(CNN) - On his first campaign conference call as a surrogate for John McCain, Rudy Giuliani accused an unpaid advisor for Barack Obama’s presidential effort of engaging in a freelance diplomatic “mission” when he met with a Syrian official last month in Damascus.
Giuliani said Daniel Kurtzer, a former U.S. ambassador to Israel who also served as the first Jewish U.S. ambassador to Egypt, had met with Syrian President Bashar al-Assad. Kurtzer did not meet with the Syrian president during his trip, which was not connected to Obama’s presidential effort.
He did meet with Syrian foreign minister Walid al-Moallem while in Damascus for a legal conference co-sponsored by the American Bar Association and paid for by donations from a Canadian oil company and Syrian corporations.
Discussions should only take place "when you have confidence that you're not being used," said Giuliani, charging that Kurtzer’s actions might be a result of an Obama policy of “negotiating with dictators without precondition."
Listen: Giuliani takes aim at Obama's advisor
Kurtzer, who advises Obama’s campaign on Middle East affairs, has been an advocate of diplomatic engagement with the government of Syria.
McCain foreign policy advisor Randy Scheunemann, asked about his lobbying work on behalf of the nation of Georgia, responded that his actions were different because they were not “covert.” The reporter who asked the question, Ron Kampeas of the Jewish Telegraphic Agency, abruptly dropped off the call. He later alleged that the campaign had cut him off.
(UPDATE with Obama campaign response after the jump)
UPDATE: Obama foreign policy advisor Susan Rice responded to Giuliani’s charges on a Wednesday afternoon conference call with reporters, saying “there is nothing but falsehood and distortion” in the comments.
“[Kurtzer] did not represent the Obama campaign or Senator Obama, he went as a private citizen.

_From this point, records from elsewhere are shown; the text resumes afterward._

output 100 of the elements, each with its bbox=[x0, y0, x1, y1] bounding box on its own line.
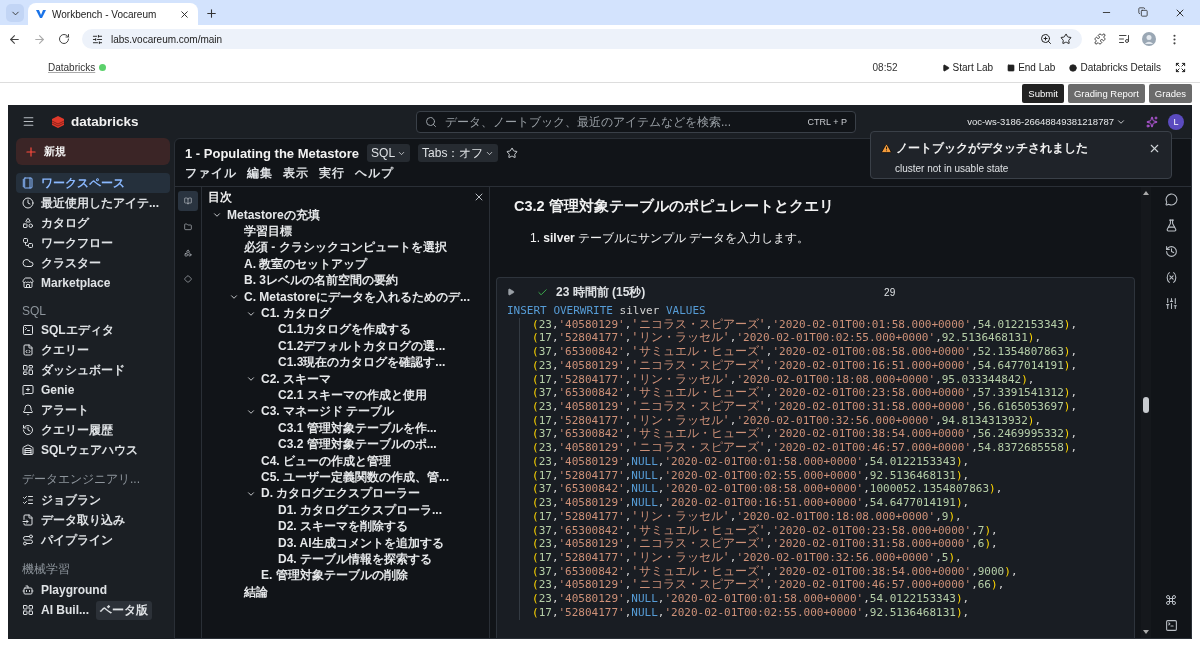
sidebar-item[interactable]: 最近使用したアイテ... bbox=[16, 193, 170, 213]
menu-item[interactable]: ヘルプ bbox=[355, 165, 394, 182]
sidebar-item[interactable]: Genie bbox=[16, 380, 170, 400]
tab-list-button[interactable] bbox=[6, 4, 24, 22]
toc-item[interactable]: B. 3レベルの名前空間の要約 bbox=[244, 272, 398, 290]
toc-item[interactable]: D3. AI生成コメントを追加する bbox=[278, 534, 444, 552]
menu-item[interactable]: ファイル bbox=[185, 165, 237, 182]
sidebar-item[interactable]: カタログ bbox=[16, 213, 170, 233]
code-line: (17,'52804177','リン・ラッセル','2020-02-01T00:18:08.000+0000',95.033344842), bbox=[519, 372, 1134, 387]
sidebar-item[interactable]: SQLウェアハウス bbox=[16, 440, 170, 460]
bell-icon bbox=[22, 404, 34, 416]
sidebar-item[interactable]: ジョブラン bbox=[16, 490, 170, 510]
sidebar-item[interactable]: クラスター bbox=[16, 253, 170, 273]
sparkle-icon bbox=[1146, 115, 1158, 128]
menu-item[interactable]: 表示 bbox=[283, 165, 309, 182]
menu-item[interactable]: 編集 bbox=[247, 165, 273, 182]
toc-item[interactable]: C3.2 管理対象テーブルのポ... bbox=[278, 436, 437, 454]
toc-item[interactable]: A. 教室のセットアップ bbox=[244, 255, 368, 273]
comment-icon bbox=[1164, 193, 1178, 206]
sidebar-item[interactable]: パイプライン bbox=[16, 530, 170, 550]
sidebar-item[interactable]: ワークスペース bbox=[16, 173, 170, 193]
address-bar[interactable]: labs.vocareum.com/main bbox=[82, 29, 1082, 49]
warning-icon bbox=[881, 143, 892, 154]
dashboard-icon bbox=[22, 364, 34, 376]
toc-item[interactable]: C4. ビューの作成と管理 bbox=[261, 452, 391, 470]
scrollbar[interactable] bbox=[1141, 187, 1151, 638]
bot-icon bbox=[22, 584, 34, 596]
clock-text: 08:52 bbox=[872, 62, 898, 73]
search-field[interactable]: データ、ノートブック、最近のアイテムなどを検索... CTRL + P bbox=[416, 110, 856, 133]
toc-item[interactable]: 学習目標 bbox=[244, 223, 292, 241]
toc-item[interactable]: C1. カタログ bbox=[261, 305, 331, 323]
tabs-dropdown[interactable]: Tabs：オフ bbox=[418, 144, 499, 162]
browser-tab[interactable]: Workbench - Vocareum bbox=[28, 3, 198, 25]
message-plus-icon bbox=[22, 384, 34, 396]
brand-name: databricks bbox=[71, 114, 139, 129]
route-icon bbox=[22, 534, 34, 546]
new-button[interactable]: 新規 bbox=[16, 138, 170, 165]
sidebar-item[interactable]: SQLエディタ bbox=[16, 320, 170, 340]
toc-item[interactable]: 結論 bbox=[244, 583, 268, 601]
grid-icon bbox=[22, 604, 34, 616]
toc-item[interactable]: C1.3現在のカタログを確認す... bbox=[278, 354, 446, 372]
logo-icon bbox=[51, 114, 65, 129]
checklist-icon bbox=[22, 494, 34, 506]
menu-item[interactable]: 実行 bbox=[319, 165, 345, 182]
status-dot bbox=[99, 64, 107, 71]
check-icon bbox=[537, 286, 548, 298]
sidebar-item[interactable]: クエリー履歴 bbox=[16, 420, 170, 440]
workspace-switcher[interactable]: voc-ws-3186-26648849381218787 bbox=[961, 115, 1132, 128]
toc-item[interactable]: C2. スキーマ bbox=[261, 370, 331, 388]
clock-icon bbox=[22, 197, 34, 209]
service-link[interactable]: Databricks bbox=[48, 62, 107, 73]
notebook-title: 1 - Populating the Metastore bbox=[185, 145, 360, 161]
sidebar-item[interactable]: アラート bbox=[16, 400, 170, 420]
zoom-icon bbox=[1040, 33, 1052, 45]
language-dropdown[interactable]: SQL bbox=[367, 144, 411, 162]
lab-button[interactable]: Grading Report bbox=[1067, 84, 1145, 103]
lab-action-link[interactable]: Databricks Details bbox=[1069, 62, 1161, 73]
close-icon bbox=[179, 8, 190, 20]
stop-icon bbox=[1007, 63, 1016, 72]
sidebar-item[interactable]: AI Buil... ベータ版 bbox=[16, 600, 170, 620]
code-line: (23,'40580129',NULL,'2020-02-01T00:16:51.000+0000',54.6477014191), bbox=[519, 496, 1134, 510]
media-icon bbox=[1118, 33, 1130, 45]
sidebar-item[interactable]: Marketplace bbox=[16, 273, 170, 293]
toc-item[interactable]: C3.1 管理対象テーブルを作... bbox=[278, 419, 437, 437]
toc-item[interactable]: C1.1カタログを作成する bbox=[278, 321, 412, 339]
plus-icon bbox=[24, 144, 38, 159]
search-icon bbox=[425, 115, 437, 128]
scroll-up-icon[interactable] bbox=[1142, 189, 1150, 197]
sidebar-item[interactable]: データ取り込み bbox=[16, 510, 170, 530]
extensions-icon bbox=[1094, 33, 1106, 45]
toc-item[interactable]: D. カタログエクスプローラー bbox=[261, 485, 421, 503]
toc-item[interactable]: 必須 - クラシックコンピュートを選択 bbox=[244, 239, 447, 257]
toc-item[interactable]: E. 管理対象テーブルの削除 bbox=[261, 567, 408, 585]
sidebar-item[interactable]: クエリー bbox=[16, 340, 170, 360]
reload-icon bbox=[58, 33, 70, 45]
toc-item[interactable]: D2. スキーマを削除する bbox=[278, 518, 408, 536]
sidebar-section-heading: データエンジニアリ... bbox=[21, 471, 141, 488]
sidebar-item[interactable]: Playground bbox=[16, 580, 170, 600]
lab-button[interactable]: Submit bbox=[1022, 84, 1064, 103]
scroll-down-icon[interactable] bbox=[1142, 628, 1150, 636]
user-avatar[interactable]: L bbox=[1168, 113, 1184, 130]
toc-item[interactable]: D4. テーブル情報を探索する bbox=[278, 550, 432, 568]
lab-button[interactable]: Grades bbox=[1148, 84, 1192, 103]
history-icon bbox=[22, 424, 34, 436]
code-line: (17,'52804177',NULL,'2020-02-01T00:02:55.000+0000',92.5136468131), bbox=[519, 468, 1134, 483]
toc-item[interactable]: C1.2デフォルトカタログの選... bbox=[278, 337, 446, 355]
sidebar-item[interactable]: ダッシュボード bbox=[16, 360, 170, 380]
profile-avatar-icon[interactable] bbox=[1142, 32, 1156, 46]
sidebar-item[interactable]: ワークフロー bbox=[16, 233, 170, 253]
toc-item[interactable]: C3. マネージド テーブル bbox=[261, 403, 395, 421]
toc-item[interactable]: D1. カタログエクスプローラ... bbox=[278, 501, 442, 519]
toc-item[interactable]: C. Metastoreにデータを入れるためのデ... bbox=[244, 288, 471, 306]
play-icon bbox=[941, 63, 950, 72]
toc-item[interactable]: C2.1 スキーマの作成と使用 bbox=[278, 387, 427, 404]
scrollbar-thumb[interactable] bbox=[1143, 397, 1149, 413]
toc-item[interactable]: C5. ユーザー定義関数の作成、管... bbox=[261, 468, 449, 486]
toc-item[interactable]: Metastoreの充填 bbox=[227, 206, 320, 224]
side-tool-button[interactable] bbox=[178, 191, 198, 211]
lab-action-link[interactable]: Start Lab bbox=[941, 62, 994, 73]
lab-action-link[interactable]: End Lab bbox=[1007, 62, 1056, 73]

And so John McCain who himself sat down one-on-one and had a meeting with the leader of the same country in its most active moment of support for terrorism – to criticize a private citizen for taking a private trip is absolutely outrageous and dishonest,” said Rice. “If John McCain wants to be held accountable for the travel and the conduct of every private citizen who may have at one point or another offered him advice then let’s have that discussion.”